An additional innovation piece the champions address is that change is here for the long term, and they work to:

  • Consistently to embed sustainability in the business,
  • Ensure it is raised to the regional leadership, and
  • Not rely solely on a head office sustainability team – “sticking” and being sustainable.

An example of a future innovation opportunity that could include engaging the Champions is the DP World’s Cargospeed initiative. In 2018 a new partnership with Virgin Hyperloop One was established to build an ultra high speed cargo delivery system. The joint venture, named DP World Cargospeed, will design a hyperloop system to deliver freight from point to point in an energy efficient way. A Youtube video clip has been included below to show what Cargospeed is and how it works.

 

Any organisation looking to develop a global approach to sustainability must include the following:

  • Champions with clear capabilities
  • Mapping competencies
  • Setting in place a structure for or positioning for the long term – whether that be part-time champions or progressing to full time managers.

 

However, there is a creative element in the role of Champion because individuals take on the role in ways that suit local culture, requirements and business strategy. This can be seen in the social issues supported, ranging from domestic violence in Australia to health in MEA and education in India.  Having a global plan supports local action to manage creative sustainability initiatives such as:

  • In Dakar the Champion requested the CEO signs a pledge to communicate sustainability – through Our World, Our Future – to all employees and then CEO encouraged senior leadership to do the same.
  • In Brazil the champion launched a volunteer of the year award to recognise contributions to the community – the plan is for the Champions to replicate it across the Americas region.
  • At the champions conference last year each champion was asked to make a commitment card which would be posted to them 6 months later to remind them of what they committed to changing. The champions liked this as it made them think about what they wanted to achieve.
  • It is important to note that there has been little turnover is the champion network – natural attrition as employees leave the company. In fact, there are a number of people that want to be champions!  This is a good recommendation for the way we did it!

 

In hindsight, and if DP World were to consider implementing the Sustainability Champions Network differently the following should have been considered:

  • Having full-time managers from day one,
  • In this order, proving the concept, building awareness, understanding and committing to create a network for change,
  • Bespoke work with individual senior leaders within individual BUs to show the real need for mindset and cultural change,
  • Concept of a Champion is key but would have developed capability/competency framework earlier, and
  • To encourage all champions to attend professional sustainability training.

 

The video clip below shows how DP World works to pilot the ‘World’s Largest Lesson’ in three Dubai schools. The “lesson” places company employees into classrooms around the world to help children learn about the UN’s Sustainable Development Goals (SDGs). As a partner of IMPACT2030, an international business sector initiative focused on engaging employees to help meet the UN’s SDGs through corporate volunteering, the Champions are encouraged to launch new ‘Employees for the Global Goals’ resources to help regions and business units communicate and inspire change through the SDGS.

 

On a final note, Kathryn Wightman-Beaven, Director of Global Sustainability & Impact, created the Sustainability Champion network and continues to play a role in encouraging and motivating them.

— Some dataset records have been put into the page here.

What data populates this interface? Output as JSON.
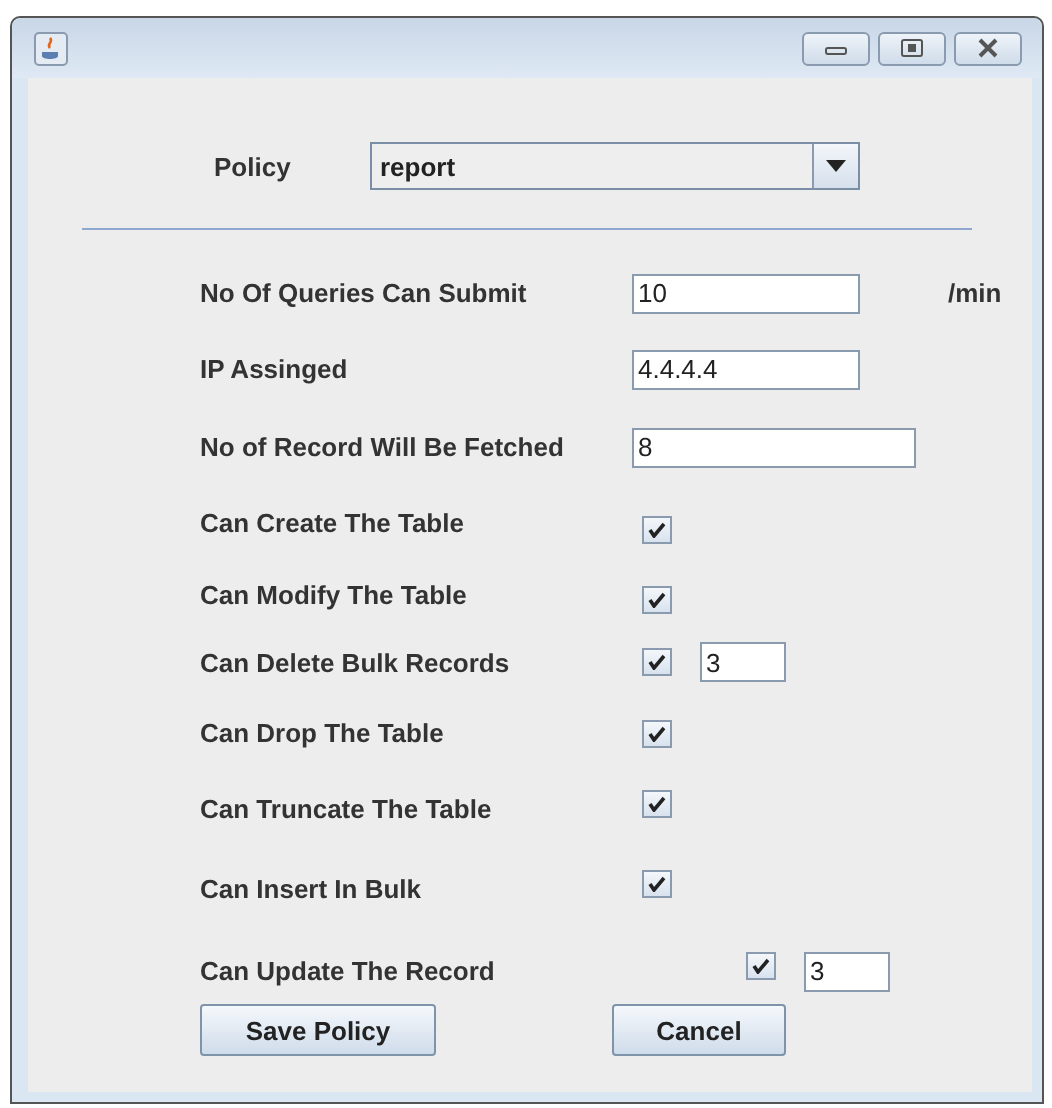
{
  "policy": {
    "label": "Policy",
    "value": "report"
  },
  "fields": [
    {
      "kind": "text",
      "label": "No Of Queries Can Submit",
      "value": "10",
      "unit": "/min"
    },
    {
      "kind": "text",
      "label": "IP Assinged",
      "value": "4.4.4.4"
    },
    {
      "kind": "text",
      "label": "No of Record Will Be Fetched",
      "value": "8"
    },
    {
      "kind": "check",
      "label": "Can Create The Table",
      "checked": true
    },
    {
      "kind": "check",
      "label": "Can Modify The Table",
      "checked": true
    },
    {
      "kind": "check",
      "label": "Can Delete Bulk Records",
      "checked": true,
      "count": "3"
    },
    {
      "kind": "check",
      "label": "Can Drop The Table",
      "checked": true
    },
    {
      "kind": "check",
      "label": "Can Truncate The Table",
      "checked": true
    },
    {
      "kind": "check",
      "label": "Can Insert In Bulk",
      "checked": true
    },
    {
      "kind": "check",
      "label": "Can Update The Record",
      "checked": true,
      "count": "3"
    }
  ],
  "buttons": [
    "Save Policy",
    "Cancel"
  ]
}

“Our sustainability champions provide the energy to bring sustainability alive across our global network. They translate the global plan to local action, staying in touch with local stakeholders to understand their issues. The network was established to connect good practice across our global business and it’s a forum for champions to listen, hear and share. Each year, they grow and develop their knowledge of sustainability and their impact is greater”.